In London's grimy East End the Ripper slew five prostitutes over 10 weeks in 1888, leaving their throats slashed from ear to ear and lacerations up and down the bodies of all but one of the victims. Some of their organs were also removed.

Trevor Marriott, a former detective and author of the controversial new book "Jack the Ripper: The 21st Century Investigation", says police on the case wrongly assumed that the killer lived and worked in London's East End and failed to see a pattern between the dates of the crimes.

"I believe the police were blinkered and didn't choose to look at the possibility the killer could be a merchant seaman," he told Reuters.

LUCRATIVE INDUSTRY

The Ripper has spawned a multi-million pound industry in books, souvenirs, a musical and films -- most recently "From Hell" starring Johnny Depp -- showing that the public's fascination with the murderer is very much alive.

The macabre Ripper tour is by far the most popular walking tour in London, pulling in around 60,000 people annually, curious to visit the murder sites and haunts of the victims.

To the annoyance of local residents, the summer brings a surge in tourists to Whitechapel district, where blood from slaughterhouses once ran down the cobbled streets and around 40,000 prostitutes plied their wares by gas light.

Here, in the teeming slum beyond the city walls, the Ripper hunted his prey and then vanished into the twisting alleyways.

Marriott believes the murderer arrived on one of a handful of ships that were docked in or near the East End around the dates of the killings. However, records of their crews were destroyed or lost, making it impossible to focus on one sailor.

What Marriott did find were reports of six prostitutes carved up, Ripper-style, in Nicaragua over 10 days in January 1889, just two months after the murder spree supposedly ended.

These were followed by a similar killing in London in February, one in the German port of Flensburg in October and another in London in July 1891.

But the Ripper had no medical knowledge, Marriott says, contrary to some assumptions. Even if the Ripper were a practised surgeon, he would have trouble carving out women's organs in a pitch black alley, he argues.

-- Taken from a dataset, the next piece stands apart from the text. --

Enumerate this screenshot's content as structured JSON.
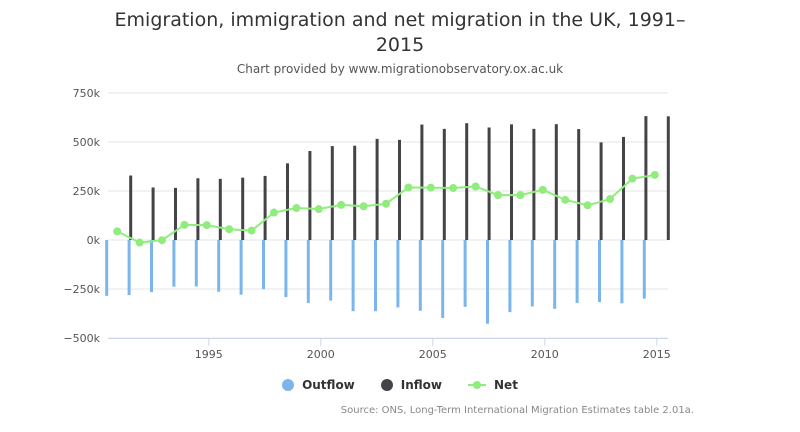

Marriott suggests the organs were removed at the mortuary for sale in the thriving illegal organ market of the time.

His theories have set blogs buzzing among Ripper enthusiasts, who are estimated by some to number 50,000. One old hand called Marriott's findings "the same old cod", while others said the sailor idea had been around since the killings.

UNCLE JACK?

A second new book, "Uncle Jack" by Tony Williams, proposes the killer was the author's ancestor, Sir John Williams -- a gynaecologist to Queen Victoria's children and the founder of the National Library of Wales.

Williams had set out to explore his family history when he stumbled upon a box of Sir John's personal effects, including a knife, three medical slides and diaries with the 1888 entries ripped out.

He discovered that besides his posh Harley Street surgery, Sir John had a clinic in Whitechapel, giving him access to the prostitutes who thronged the area.

His medical notes showed he had performed an abortion on the Ripper's first victim, Mary Ann Nichols, in 1885.

Williams believes Sir John was enraged by the prostitutes he saw getting pregnant while his own wife was unable to have children and killed them either out of vengeance or to use their organs for researching a cure for infertility.

"These women were having children left, right and centre and he wanted this cure," said Williams.

However, shortly after the killings stopped, Sir John had something akin to a nervous breakdown, gave up medicine and returned to Wales for good.

Again, most Ripperologists were scathing of Williams' theory. "I felt so cheated after reading this nonsense I demanded, and received, my money back," wrote Horace Kelly.

But one, Amanda C, found his arguments convincing. Betraying what may be the real reason for such vehement scepticism from the sleuth community, she asked: "What will we all do if the mystery is solved?"